Jadi, mereka masih mengenali wajah orang-orang terdekat mereka, tapi hanya sebatas mengetahui orang tersebut punya penampilan serta secara fisik tampak seperti suami/istri/saudara kandung/sahabat mereka.

Tapi, ia akan bersikeras menganggap orang-orang tersebut adalah orang asing atau parahnya mereka merasa telah digantikan oleh seorang penipu yang menyamar.

Psikiater asal Perancis Joseph Capgras, merupakan orang yang menerbitkan laporan pertama kali soal gangguan tersebut pada 1923. Sindrom capgras dikenal juga sebagai sindrom imposter atau delusi Capgras. Sindrom yang cukup langka, dan lebih sering ditemukan pada wanita.

Gimana gejalanya terjadi?

Penderita sindrom ini kerap disalahpahami sebagai pengidap gangguan jiwa skizofrenia, atau sering disebut gila. Tapi, memang skizofrenia dapat memicu terjadinya sindrom capgras karena menyebabkan delusi atau waham.

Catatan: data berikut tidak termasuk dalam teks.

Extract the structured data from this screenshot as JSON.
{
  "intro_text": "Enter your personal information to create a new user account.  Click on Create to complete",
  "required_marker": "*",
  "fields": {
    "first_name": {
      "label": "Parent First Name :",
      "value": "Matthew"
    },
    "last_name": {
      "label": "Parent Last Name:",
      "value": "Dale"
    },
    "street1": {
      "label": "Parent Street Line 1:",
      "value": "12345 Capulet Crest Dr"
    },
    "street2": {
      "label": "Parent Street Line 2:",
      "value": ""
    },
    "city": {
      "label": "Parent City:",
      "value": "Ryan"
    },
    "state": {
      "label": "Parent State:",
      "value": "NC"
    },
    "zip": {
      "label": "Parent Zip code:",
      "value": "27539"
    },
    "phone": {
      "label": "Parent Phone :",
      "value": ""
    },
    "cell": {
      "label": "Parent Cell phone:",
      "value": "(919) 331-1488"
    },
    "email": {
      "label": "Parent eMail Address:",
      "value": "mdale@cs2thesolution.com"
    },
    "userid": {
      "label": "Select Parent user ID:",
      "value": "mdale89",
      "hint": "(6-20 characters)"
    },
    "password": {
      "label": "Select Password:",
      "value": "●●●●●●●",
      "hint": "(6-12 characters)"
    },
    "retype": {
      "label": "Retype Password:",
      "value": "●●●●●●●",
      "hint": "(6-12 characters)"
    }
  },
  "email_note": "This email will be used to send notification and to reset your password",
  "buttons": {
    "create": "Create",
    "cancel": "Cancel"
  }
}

Namun, sindrom capgras bukanlah penyakit kejiwaan, tetapi sebuah gangguan neurologis. Penderita masih bisa beraktivitas serta bertingkah laku normal, kecuali saat bertemu dengan orang yang dianggapnya asing atau penipu yang sebenarnya sangat mereka kenal.

Saat berhadapan dengan ‘orang asing’, mereka akan gelisah, aneh, takut, tampak jauh, sungkan, cemas layaknya berhadapan dengan orang asing sebenarnya.

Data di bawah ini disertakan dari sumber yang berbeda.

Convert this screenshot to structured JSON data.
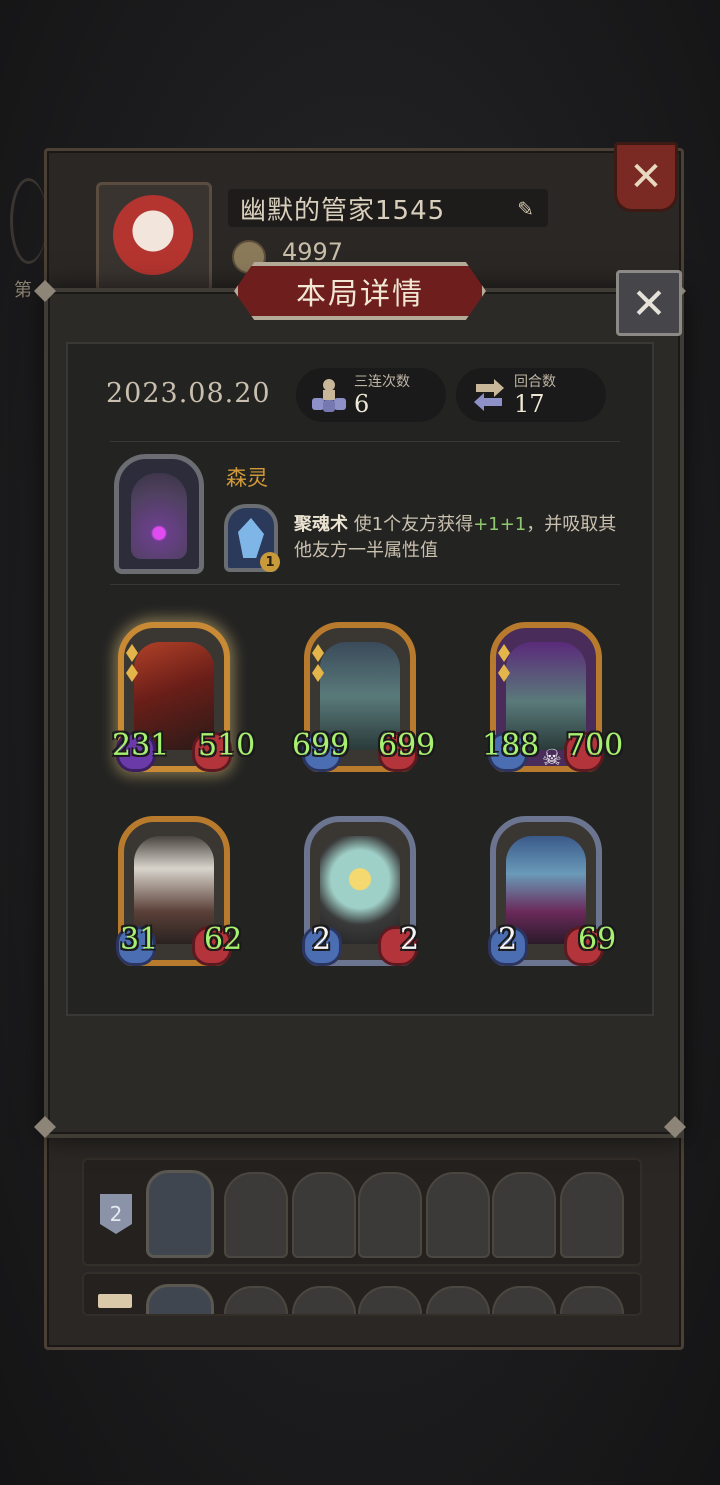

Pada beberapa kasus, penderita capgras dapat berlaku kasar pada ‘orang asing’ itu. Bahkan wanita yang mengidap gangguan ini dapat menolak berhubungan intim dengan pasangannya sampai minta berpisah. Pasalnya, rasa takut yang diyakininya benar, bahwa ‘orang asing’ itu bukan suaminya.

Gimana menangani sindrom capgras?

Memang ada beberapa kondisi yang mendasarinya sindrom ini terjadi. Jika capgras disebabkan oleh skizofrenia, maka skizofrenianya yang ditangani. Tapi, jika disebabkan oleh cedera kepala, maka bisa dilakukan pembedahan untuk memperbaiki jaringan otak yang rusak.

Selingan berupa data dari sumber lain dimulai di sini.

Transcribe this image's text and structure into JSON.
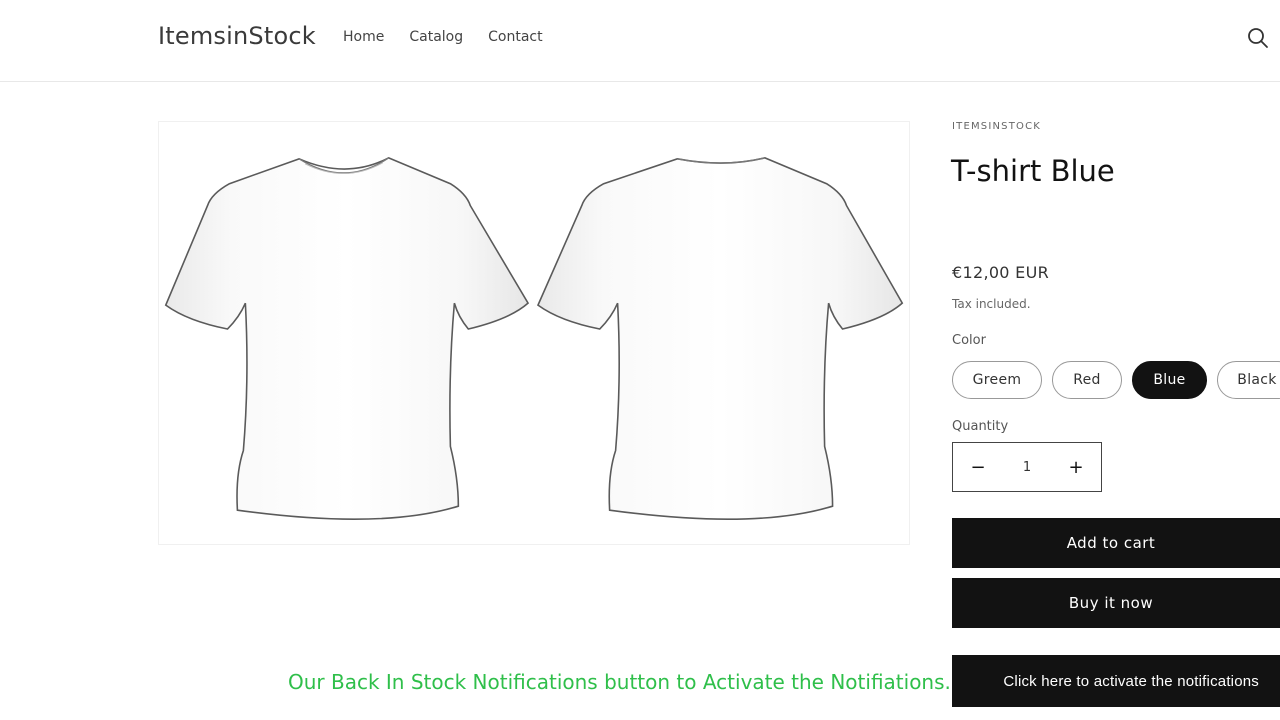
{
  "header": {
    "logo": "ItemsinStock",
    "nav": [
      "Home",
      "Catalog",
      "Contact"
    ],
    "search_icon": "search-icon"
  },
  "product": {
    "vendor": "ITEMSINSTOCK",
    "title": "T-shirt Blue",
    "price": "€12,00 EUR",
    "tax_note": "Tax included.",
    "color_label": "Color",
    "colors": [
      "Greem",
      "Red",
      "Blue",
      "Black"
    ],
    "selected_color": "Blue",
    "quantity_label": "Quantity",
    "quantity": "1",
    "minus": "−",
    "plus": "+",
    "add_to_cart": "Add to cart",
    "buy_now": "Buy it now",
    "notify": "Click here to activate the notifications"
  },
  "caption": "Our Back In Stock Notifications button to Activate the Notifiations.",
  "colors": {
    "accent_dark": "#121212",
    "caption_green": "#2fbf4a"
  }
}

Hingga kini perawatan terbaik bagi para penderita sindrom capgras adalah dengan psikoterapi. Tapi memang perlunya ketekunan untuk membangun empati penderita tanpa melawan anggapan keliru tersebut.

Pada beberapa kasus, resep obat antipsikotik bisa menangani gejala delusi, sedangkan obat antikecemasan bisa menangani rasa cemas serta gugup yang muncul saat hidup bersama “orang asing” di sekitarnya.

Jika ada anggota keluarga penderita sindrom ini, bagaimana merawatnya?

Sindrom ini memang membuat ketakutan serta kecemasan pada penderitanya, jadi usahakan untuk lebih bersabar dan bersimpati padanya

Hindari berdebat dengan penderita atau jangan coba memperbaiki persepsi si penderita. Jadi akui saja apa yang penderita rasakan.

Berusahalah untuk membuat penderita merasa aman dengan menyatakan hal-hal yang membuat si penderita aman bersama anda.

Jangan lupa untuk tanyakan keinginan penderita, jika masih bingung dalam menanganinya. Cobalah untuk meminta ‘orang asing’ tersebut untuk menjauh dari penderita sementara waktu.

Coba gunakan suara saat berkomunikasi. Karena jika mereka tidak mengenali sosok seseorang, mereka mungkin dapat mengenali suara khas orang tersebut yang merupakan orang-orang terdekatnya.